Comparison of the XML model and the relational model
When you design your databases, you need to decide whether your data is better suited to the XML model or the relational model.
This topic discusses some of the factors that you need to consider as you make this decision.
- XML data is hierarchical; relational data has a flat structure.
An XML document contains information about the relationship of data items to each other in the form of the hierarchy. With the relational model, the only types of relationships that can be defined are parent table and dependent table relationships.
- XML data is self-describing; relational data is not.
An XML document contains not only the data, but also tagging for the data that explains what it is. A single document can have different types of data. With the relational model, the content of the data is defined by its column definition. All data in a column must have the same type of data.
- XML data has inherent ordering; relational data does not.
For an XML document, the order in which data items are specified is assumed to be the order of the data in the document. There is often no other way to specify order within the document. For relational data, the order of the rows is not guaranteed unless you specify an ORDER BY clause on one or more columns.
Sometimes the nature of the data dictates the way in which you store it. For example, if the data is naturally hierarchical and self-describing, you might store it as XML data. However, other factors might influence your decision about which model to use.
- Whether maximum flexibility of the data is needed
Relational tables are fairly rigid. For example, normalizing one table into many or denormalizing many tables into one can be very difficult. If the data design changes often, representing it as XML data is a better choice.
- Whether maximum performance for data retrieval is needed
Some expense is associated with serializing and interpreting XML data. Retrieval of a few items from a large XML document is relatively expensive, so performance might be better for data in a relational format. However, for retrieval of entire documents, XML data might be more efficient if a large number of relational joins are needed to retrieve equivalent data in a relational format.
- Whether the data is processed later as relational data
If subsequent processing of the data depends on the data being stored in a relational database, it might be appropriate to store parts of the data as relational, using decomposition. An example of this situation is when online analytical processing (OLAP) is applied to the data in a data warehouse. Also, if other processing is required on the XML document as a whole, then storing some of the data as relational as well as storing the entire XML document might be a suitable approach in this case.

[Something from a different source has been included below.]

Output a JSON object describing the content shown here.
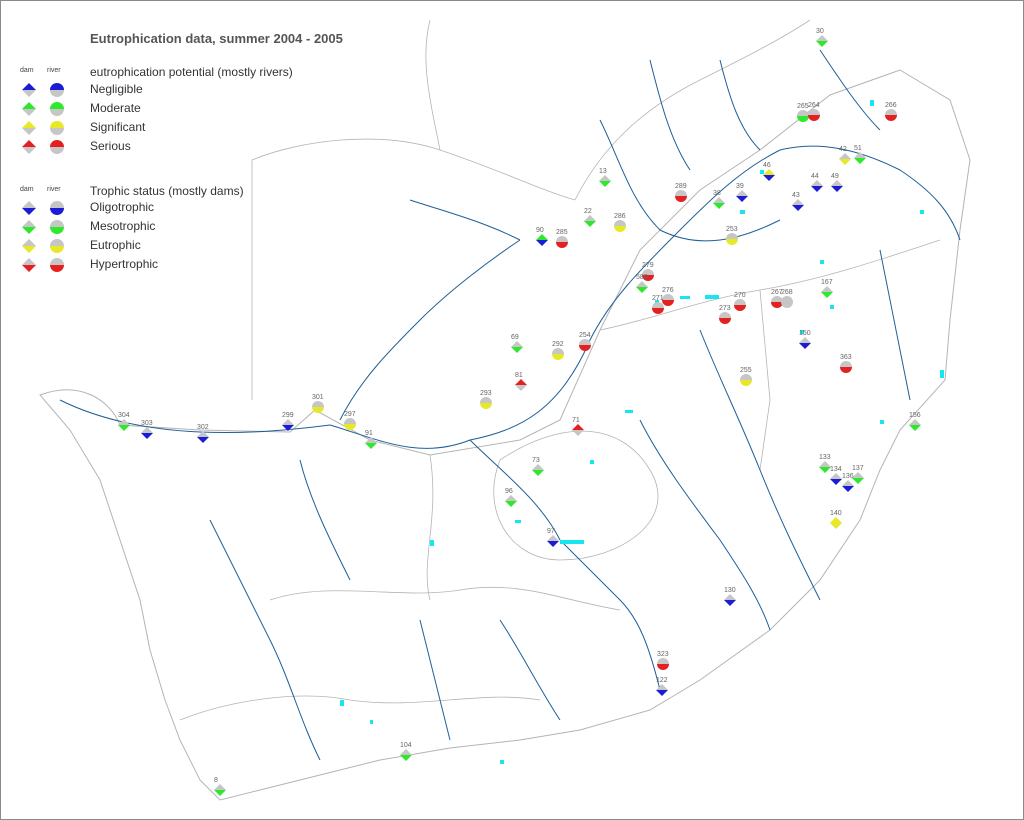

- Whether the data components have meaning outside a hierarchy
Data might be inherently hierarchical in nature, but the child components do not need the parents to provide value. For example, a purchase order might contain part numbers. The purchase orders with the part numbers might be best represented as XML documents. However, each part number has a part description associated with it. It might be better to include the part descriptions in a relational table, because the relationship between the part numbers and the part descriptions is logically independent of the purchase orders in which the part numbers are used.
- Whether data attributes apply to all data, or to only a small
subset of the data
Some sets of data have a large number of possible attributes, but only a small number of those attributes apply to any particular data value. For example, in a retail catalog, there are many possible data attributes, such as size, color, weight, material, style, weave, power requirements, or fuel requirements. For any given item in the catalog, only a subset of those attributes is relevant: power requirements are meaningful for a table saw, but not for a coat. This type of data is difficult to represent and search with a relational model, but relatively easy to represent and search with an XML model.
- Whether referential integrity is required
XML columns cannot be defined as part of referential constraints. Therefore, if values in XML documents need to participate in referential constraints, you should store the data as relational data.
- Whether the data needs to be updated often
Currently, you can update XML data in an XML column only by replacing full documents. If you need to frequently update small fragments of very large documents for a large number of rows, it can be more efficient to store the data in non-XML columns. If, however, you are updating small documents and only a few documents at a time, storing as XML can be efficient as well.